The pandemic also caused a shortage of workers, as mass layoffs at the outset of the pandemic diminished the workforce and coronavirus fears slowed the return of some workers. In turn, companies raised wages to attract workers, passing along some of those costs to customers and pushing prices higher.

These supply shocks pummeled the auto repair industry immediately, but the worst effects took time to emerge as repair shops slowly exhausted inventory on hand, said Brian Moody, executive editor at Autotrader.

"Manufacturing stopped or slowed down because of COVID restrictions or people didn't come to work or they couldn't find the right people," Moody told ABC News. "In 2022, we [saw] the delayed reaction where there isn't the same supply of stuff that there was."

Meanwhile, a shortage of car repair technicians has deepened. The industry will stand 642,000 workers short of capacity by 2024, a TechForce report showed.

"There's a scarcity of technicians," David Whiston, an auto industry analyst at Morningstar, told ABC News. "This was a problem before the pandemic and it just gets worse."
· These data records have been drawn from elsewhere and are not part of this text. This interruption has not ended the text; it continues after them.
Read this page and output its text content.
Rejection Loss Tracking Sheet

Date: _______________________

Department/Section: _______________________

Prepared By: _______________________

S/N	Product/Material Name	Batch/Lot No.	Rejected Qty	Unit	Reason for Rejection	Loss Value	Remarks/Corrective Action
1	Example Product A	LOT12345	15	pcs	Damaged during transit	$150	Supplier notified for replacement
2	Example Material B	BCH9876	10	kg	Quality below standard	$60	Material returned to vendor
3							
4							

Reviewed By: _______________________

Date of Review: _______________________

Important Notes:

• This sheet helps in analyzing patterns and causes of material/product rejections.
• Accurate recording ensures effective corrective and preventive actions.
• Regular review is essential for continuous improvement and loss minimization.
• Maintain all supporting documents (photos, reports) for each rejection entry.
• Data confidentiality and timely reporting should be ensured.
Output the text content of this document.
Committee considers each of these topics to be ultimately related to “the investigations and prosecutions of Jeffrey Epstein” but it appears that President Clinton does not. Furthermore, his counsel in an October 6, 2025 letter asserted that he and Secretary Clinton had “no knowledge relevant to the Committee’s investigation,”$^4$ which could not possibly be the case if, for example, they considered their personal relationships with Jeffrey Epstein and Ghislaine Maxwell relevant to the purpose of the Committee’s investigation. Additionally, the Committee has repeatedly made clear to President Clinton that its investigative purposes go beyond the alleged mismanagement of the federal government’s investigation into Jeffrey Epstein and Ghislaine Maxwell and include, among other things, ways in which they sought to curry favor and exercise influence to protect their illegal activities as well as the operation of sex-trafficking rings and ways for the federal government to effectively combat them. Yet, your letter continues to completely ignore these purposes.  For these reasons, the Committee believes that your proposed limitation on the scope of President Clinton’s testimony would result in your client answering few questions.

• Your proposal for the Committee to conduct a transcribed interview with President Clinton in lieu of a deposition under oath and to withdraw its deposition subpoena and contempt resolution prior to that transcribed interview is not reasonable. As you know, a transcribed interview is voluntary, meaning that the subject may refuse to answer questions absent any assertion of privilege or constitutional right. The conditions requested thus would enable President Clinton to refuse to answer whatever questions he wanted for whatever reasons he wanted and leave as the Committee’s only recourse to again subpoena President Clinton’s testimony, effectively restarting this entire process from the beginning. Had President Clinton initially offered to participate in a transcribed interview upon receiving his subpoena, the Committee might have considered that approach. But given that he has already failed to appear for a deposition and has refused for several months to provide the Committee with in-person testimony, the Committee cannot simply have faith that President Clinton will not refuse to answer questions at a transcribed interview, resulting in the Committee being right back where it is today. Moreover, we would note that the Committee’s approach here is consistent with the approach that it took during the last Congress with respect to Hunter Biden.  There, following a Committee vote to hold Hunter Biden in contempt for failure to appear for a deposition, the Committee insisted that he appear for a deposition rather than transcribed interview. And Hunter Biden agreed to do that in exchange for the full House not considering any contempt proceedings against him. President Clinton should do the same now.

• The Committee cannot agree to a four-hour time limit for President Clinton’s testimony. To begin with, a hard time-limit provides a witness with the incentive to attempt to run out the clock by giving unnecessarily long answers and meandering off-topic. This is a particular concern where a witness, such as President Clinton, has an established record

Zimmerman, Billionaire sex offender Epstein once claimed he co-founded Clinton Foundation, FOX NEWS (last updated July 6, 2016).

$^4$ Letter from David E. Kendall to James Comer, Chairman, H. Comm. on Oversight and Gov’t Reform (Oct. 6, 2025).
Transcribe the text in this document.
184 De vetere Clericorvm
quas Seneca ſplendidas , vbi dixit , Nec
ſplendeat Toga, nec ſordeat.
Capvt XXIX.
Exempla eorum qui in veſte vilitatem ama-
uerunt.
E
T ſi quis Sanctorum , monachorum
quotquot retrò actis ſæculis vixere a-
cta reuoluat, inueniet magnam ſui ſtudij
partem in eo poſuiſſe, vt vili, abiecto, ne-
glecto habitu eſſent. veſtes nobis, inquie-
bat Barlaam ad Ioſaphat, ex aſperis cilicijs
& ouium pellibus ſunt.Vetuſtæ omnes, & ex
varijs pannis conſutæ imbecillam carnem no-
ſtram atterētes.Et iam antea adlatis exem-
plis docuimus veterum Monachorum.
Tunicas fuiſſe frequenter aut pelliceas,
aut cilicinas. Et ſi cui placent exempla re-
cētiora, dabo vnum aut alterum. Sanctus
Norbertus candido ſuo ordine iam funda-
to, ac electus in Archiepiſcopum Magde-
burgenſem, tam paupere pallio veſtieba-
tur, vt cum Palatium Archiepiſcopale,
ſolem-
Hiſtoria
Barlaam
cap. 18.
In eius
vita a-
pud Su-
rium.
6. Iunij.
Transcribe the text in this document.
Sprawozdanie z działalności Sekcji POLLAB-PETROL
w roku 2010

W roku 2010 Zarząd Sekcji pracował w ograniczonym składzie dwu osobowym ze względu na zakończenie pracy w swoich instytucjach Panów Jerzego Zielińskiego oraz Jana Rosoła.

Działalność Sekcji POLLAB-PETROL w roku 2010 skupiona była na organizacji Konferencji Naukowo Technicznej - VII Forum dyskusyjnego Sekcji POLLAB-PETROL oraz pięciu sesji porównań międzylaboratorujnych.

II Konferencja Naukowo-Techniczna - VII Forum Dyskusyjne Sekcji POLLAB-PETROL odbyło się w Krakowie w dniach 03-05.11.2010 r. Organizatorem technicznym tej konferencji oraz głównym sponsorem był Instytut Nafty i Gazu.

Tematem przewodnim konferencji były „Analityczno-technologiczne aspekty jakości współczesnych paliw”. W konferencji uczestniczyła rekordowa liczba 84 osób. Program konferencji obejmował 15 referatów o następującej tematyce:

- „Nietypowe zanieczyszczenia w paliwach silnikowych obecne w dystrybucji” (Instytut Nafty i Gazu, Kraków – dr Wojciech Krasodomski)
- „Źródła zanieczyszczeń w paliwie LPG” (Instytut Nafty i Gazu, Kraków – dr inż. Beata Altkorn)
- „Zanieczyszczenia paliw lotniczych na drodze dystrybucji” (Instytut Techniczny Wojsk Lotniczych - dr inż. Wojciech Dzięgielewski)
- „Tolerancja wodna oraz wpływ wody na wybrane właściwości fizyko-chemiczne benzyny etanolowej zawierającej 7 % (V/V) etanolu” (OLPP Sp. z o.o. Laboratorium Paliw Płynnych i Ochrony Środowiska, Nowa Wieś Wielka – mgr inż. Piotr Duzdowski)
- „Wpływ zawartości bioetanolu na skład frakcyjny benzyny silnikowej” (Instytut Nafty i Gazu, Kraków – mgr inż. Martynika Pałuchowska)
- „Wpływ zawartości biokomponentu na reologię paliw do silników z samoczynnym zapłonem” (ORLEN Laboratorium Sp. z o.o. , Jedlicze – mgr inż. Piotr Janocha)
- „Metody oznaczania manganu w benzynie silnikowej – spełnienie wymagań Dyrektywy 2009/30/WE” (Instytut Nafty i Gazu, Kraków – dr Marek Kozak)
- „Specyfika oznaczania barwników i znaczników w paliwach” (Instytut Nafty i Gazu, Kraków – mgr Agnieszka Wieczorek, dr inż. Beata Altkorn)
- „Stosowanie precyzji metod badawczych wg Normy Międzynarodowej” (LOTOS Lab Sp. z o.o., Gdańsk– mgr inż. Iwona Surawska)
In turn, the U.S. hosts fewer car repair shops. In 2016, there were 225 cars and trucks on the road for every active service bay; five years later, there were 246 cars and trucks per service bay, according to a study from industry outlet Aftermarket Matters.

The lack of supply has coincided with another trend driving up repair prices: high-tech cars.

Cars contain more sophisticated materials and features, such as cameras and sensors, said Moody, of Autotrader.

"Let's say someone has a 2020 model car and they back into a pole - something pretty simple," Moody said. "You have to replace the bumper."

"In that bumper can be sensors that house blind-spot monitoring or rear-park alert," he added. "All of those live in the bumper."

Topel, the repair shop owner, said the company's prices have gone up as much as 20% over the last year.

To attract workers amid the shortage, the company has raised hourly pay by $5 per hour over the past two years, which amounts to a 20% increase in the base pay for entry-level technicians, she said.

Meanwhile, the repair shop faces added costs as it purchases big-ticket items that allow it to fix high-tech cars, she said. The company recently spent $38,000 for a machine that allows for the calibration of advanced driver-assistance systems, a set of technologies that help drivers navigate.

"More and more new technology comes into our shop," she said. "It becomes a bigger deal by the month."

As repair prices rise, Topel notices customers opting for basic repairs rather than more comprehensive ones, she said, noting that customers and shops alike are trying to weather elevated costs.

"All of these I call opportunities, but they really are challenges for the industry in how we solve for them and how people will make it through," she said.